The scouting reports on him tells the hitters to sit back and wait on this pitch and the next thing you know 1 or 2 runs have scored.
Pitcher gets the blame.:thumbdown
A few weeks ago Javy called for an inside curve ball on an obvious stealing count/situation. The pitcher threw it, struck out the batter for out number 2out and the runner went to 2nd base.
The other team announcers made a big point of how important (and unselfish) it was for the catcher to sacriface his stats for the good of the team.
Ross would never have called for that pitch.
If all you are looking at is post game stats Ross's stand out as a good-very good defensive catcher.
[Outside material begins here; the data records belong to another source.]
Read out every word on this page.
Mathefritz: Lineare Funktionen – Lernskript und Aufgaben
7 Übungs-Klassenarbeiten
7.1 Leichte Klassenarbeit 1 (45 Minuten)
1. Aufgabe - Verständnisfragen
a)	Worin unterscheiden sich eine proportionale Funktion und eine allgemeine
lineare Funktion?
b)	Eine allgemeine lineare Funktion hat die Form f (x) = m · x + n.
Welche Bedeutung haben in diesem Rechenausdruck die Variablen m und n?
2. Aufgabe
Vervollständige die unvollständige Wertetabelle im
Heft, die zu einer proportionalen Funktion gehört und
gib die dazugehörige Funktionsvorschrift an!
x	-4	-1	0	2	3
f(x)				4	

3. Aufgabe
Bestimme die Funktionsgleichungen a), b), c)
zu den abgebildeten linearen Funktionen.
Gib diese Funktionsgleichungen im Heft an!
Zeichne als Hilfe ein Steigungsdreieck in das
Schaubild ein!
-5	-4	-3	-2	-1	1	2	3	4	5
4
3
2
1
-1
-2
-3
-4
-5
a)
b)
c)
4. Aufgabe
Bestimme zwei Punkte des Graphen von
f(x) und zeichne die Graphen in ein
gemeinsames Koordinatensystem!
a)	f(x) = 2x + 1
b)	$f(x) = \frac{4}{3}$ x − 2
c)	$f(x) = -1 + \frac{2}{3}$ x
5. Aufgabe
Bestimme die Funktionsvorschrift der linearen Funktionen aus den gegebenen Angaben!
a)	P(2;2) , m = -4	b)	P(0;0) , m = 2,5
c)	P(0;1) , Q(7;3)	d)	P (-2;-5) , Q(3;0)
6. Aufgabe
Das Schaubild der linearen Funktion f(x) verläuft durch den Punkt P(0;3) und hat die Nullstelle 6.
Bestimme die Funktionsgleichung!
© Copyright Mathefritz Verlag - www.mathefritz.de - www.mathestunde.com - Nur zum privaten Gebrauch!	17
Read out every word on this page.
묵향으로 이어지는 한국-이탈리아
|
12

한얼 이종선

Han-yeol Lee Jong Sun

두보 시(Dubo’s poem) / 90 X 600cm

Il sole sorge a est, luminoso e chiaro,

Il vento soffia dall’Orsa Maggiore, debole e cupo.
If you watch game films, you see an entirely different picture. You see a catcher who is more concerned about the runner stealing 2nd than the batter getting a hit for extra bases and/or RBI's and you see a catcher is early in the season would not call inside pitches for the guys out of the Pen, which IMHO contributed to a number of blown saves and a great deal of criticism of the bull pen.
Our best runs of the season came when Ross wasn't catching every game.
While they still play him more than I think they should, maybe the FO sees this to and that is why their first round pick in the draft was a catcher.